How to Calculate the Edge Length of a Cube Given Its Volume and Surface Area?

[zak100]

Homework Statement

The volume of a cube is 'v' cubic yards, and its surface area is 'a' square feet. If 'v' = 'a' what is the length in inches of each edge?

Homework Equations

volume of a cube = e^3
surface area of cube = 6e^2

The Attempt at a Solution

volume of a cube = 'v' cubic yards
= 'v' * 3 feet
= 'v' * 3 * 12 inches
= 36 'v' inches
surface area of a cube = 6 * e^2
'a' = 6 * e ^2
'v' = 6 * e^2

Now volume of cube = 36 * 6 * e ^2 inches
e^3 = 216 e^2 inches
e = 216 inches

But answer is not correct. Some body please guide me.

Zulfi.

 

[berkeman]

volume of a cube = 'v' cubic yards
= 'v' * 3 feet
= 'v' * 3 * 12 inches
= 36 'v' inches
surface area of a cube = 6 * e^2
'a' = 6 * e ^2
'v' = 6 * e^2

It looks like your unit conversions are not correct. Remember that to convert units, you basically multiply by "1"...

1yd^3 = 1yd^3 (\frac{36in}{1yd})^3 = ? in^3

 

[zak100]

Hi,
will it be:

volume of a cube = 'v' cubic yards
= 'v' * (3)^3 feet
= 'v' * 9 feet
...
...

Is the above correct?

Zulfi.

 

[berkeman]

Hi,
will it be:

volume of a cube = 'v' cubic yards
= 'v' * (3)^3 feet
= 'v' * 9 feet
...
...

Is the above correct?

Zulfi.

I'm not sure. The question is a bit strange since they are asking you to equate two numbers, even though they have different units.

The volume of a cube is 'v' cubic yards, and its surface area is 'a' square feet. If 'v' = 'a' what is the length in inches of each edge?

So I would approach this by starting with the variable e for the length of each edge in inches.

Then I would write the equation to give me the volume "v" of the cube in cubic yards based on e, using the appropriate unit conversion from in^3 to yd^3

Then I would write the equation to give me the surface area "a" of a side in cubic feet based on e, using the appropriate unit conversion from in^2 to ft^2

And finally I would set "a" = "v" and solve for e in inches. Can you show how that calculation would go (using the hint that I gave you above for how to handle such unit conversions)?

 

[berkeman]

BTW, I just worked it out that way, and seem to get a consistent answer.

 

[haruspex]

The question is a bit strange since they are asking you to equate two numbers, even though they have different units.

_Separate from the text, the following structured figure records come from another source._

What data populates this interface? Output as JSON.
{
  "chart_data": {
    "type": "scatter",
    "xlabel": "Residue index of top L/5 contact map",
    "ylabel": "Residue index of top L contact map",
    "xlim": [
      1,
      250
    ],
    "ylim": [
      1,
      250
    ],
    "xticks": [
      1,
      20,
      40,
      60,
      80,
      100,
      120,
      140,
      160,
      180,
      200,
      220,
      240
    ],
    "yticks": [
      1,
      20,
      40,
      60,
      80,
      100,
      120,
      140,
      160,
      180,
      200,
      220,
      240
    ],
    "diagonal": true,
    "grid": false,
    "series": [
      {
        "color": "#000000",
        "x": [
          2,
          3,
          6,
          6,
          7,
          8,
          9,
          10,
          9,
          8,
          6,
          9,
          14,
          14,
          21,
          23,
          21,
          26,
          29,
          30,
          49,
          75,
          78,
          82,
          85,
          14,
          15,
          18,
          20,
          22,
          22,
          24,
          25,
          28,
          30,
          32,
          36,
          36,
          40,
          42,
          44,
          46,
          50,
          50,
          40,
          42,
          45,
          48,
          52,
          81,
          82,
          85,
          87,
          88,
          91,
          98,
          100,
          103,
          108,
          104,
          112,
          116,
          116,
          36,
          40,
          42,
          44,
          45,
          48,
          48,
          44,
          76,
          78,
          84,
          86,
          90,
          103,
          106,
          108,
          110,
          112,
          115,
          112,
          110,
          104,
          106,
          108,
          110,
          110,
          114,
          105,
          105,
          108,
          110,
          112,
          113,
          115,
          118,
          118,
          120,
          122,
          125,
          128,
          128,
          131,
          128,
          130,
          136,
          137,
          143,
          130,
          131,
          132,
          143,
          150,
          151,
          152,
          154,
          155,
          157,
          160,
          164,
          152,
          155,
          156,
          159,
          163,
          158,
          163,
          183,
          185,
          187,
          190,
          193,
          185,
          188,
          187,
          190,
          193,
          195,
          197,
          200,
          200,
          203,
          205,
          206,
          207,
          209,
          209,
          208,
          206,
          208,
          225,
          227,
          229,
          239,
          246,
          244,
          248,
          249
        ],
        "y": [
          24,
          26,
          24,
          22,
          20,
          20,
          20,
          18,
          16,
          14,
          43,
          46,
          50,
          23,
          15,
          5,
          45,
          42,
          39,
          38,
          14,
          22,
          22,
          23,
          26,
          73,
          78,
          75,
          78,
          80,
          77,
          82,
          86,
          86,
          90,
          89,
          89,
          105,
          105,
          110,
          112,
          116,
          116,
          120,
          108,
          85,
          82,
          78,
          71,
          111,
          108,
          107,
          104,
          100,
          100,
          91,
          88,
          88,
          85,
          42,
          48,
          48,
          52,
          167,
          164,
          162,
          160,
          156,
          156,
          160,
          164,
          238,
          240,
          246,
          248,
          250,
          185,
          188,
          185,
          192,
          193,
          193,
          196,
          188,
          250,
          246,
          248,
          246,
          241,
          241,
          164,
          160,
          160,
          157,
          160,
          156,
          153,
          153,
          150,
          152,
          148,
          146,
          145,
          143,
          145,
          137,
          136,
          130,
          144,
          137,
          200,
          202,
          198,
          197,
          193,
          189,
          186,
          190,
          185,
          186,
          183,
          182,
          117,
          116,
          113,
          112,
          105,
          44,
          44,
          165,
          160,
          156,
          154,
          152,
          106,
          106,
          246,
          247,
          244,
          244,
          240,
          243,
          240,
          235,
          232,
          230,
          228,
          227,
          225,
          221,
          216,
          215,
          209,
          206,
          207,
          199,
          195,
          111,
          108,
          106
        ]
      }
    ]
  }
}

Numbers do not have units. If told the volume is v, that would be a physical quantity so would have dimension and its value would have units. But we are told the volume is v cubic yards. That makes v a dimensionless number.

 

[berkeman]

Yes, agreed. That's the way I interpret it too, it's just a bit hard to deal with for me mentally. But the method that I outlined in post #4 seemed to work fine. I got an answer different than I was expecting, but it seems to check out.

 

[zak100]

Hi,
I got the solution for this problem. It can be done just by using the actual formulas instead of supposing any symbol for the edges. The solution is attached.

Thanks everybody for your time, comments and interest in my problem.

Zulfi.

 

[Dadface]

I got the same answer but differently.
Let the length be x ft which is equal to x/3 yds

Area of faces in sg ft = 6x²
Volume in cubic yards = x³/27
By equating the two x = 6 times 27 = 162ft = 1944 inches

 

[berkeman]

EDIT -- See the post below after this post

Well then I'm confused.

if e = 1944 inches, then

a = 1944^2 in^2 (\frac{1 ft}{12 in})^2 = 26,244 ft^2

v = 1044^3 in^3 (\frac{1 yd}{36 in})^3 = 157,464 yd^3

I got e = 324 inches, which gives a = v = 729. Did I misinterpret the problem?

 

[berkeman]

Area of faces in sg ft = 6x2

This is what I missed. I only considered the area of one of the faces, not the total surface area. Doh!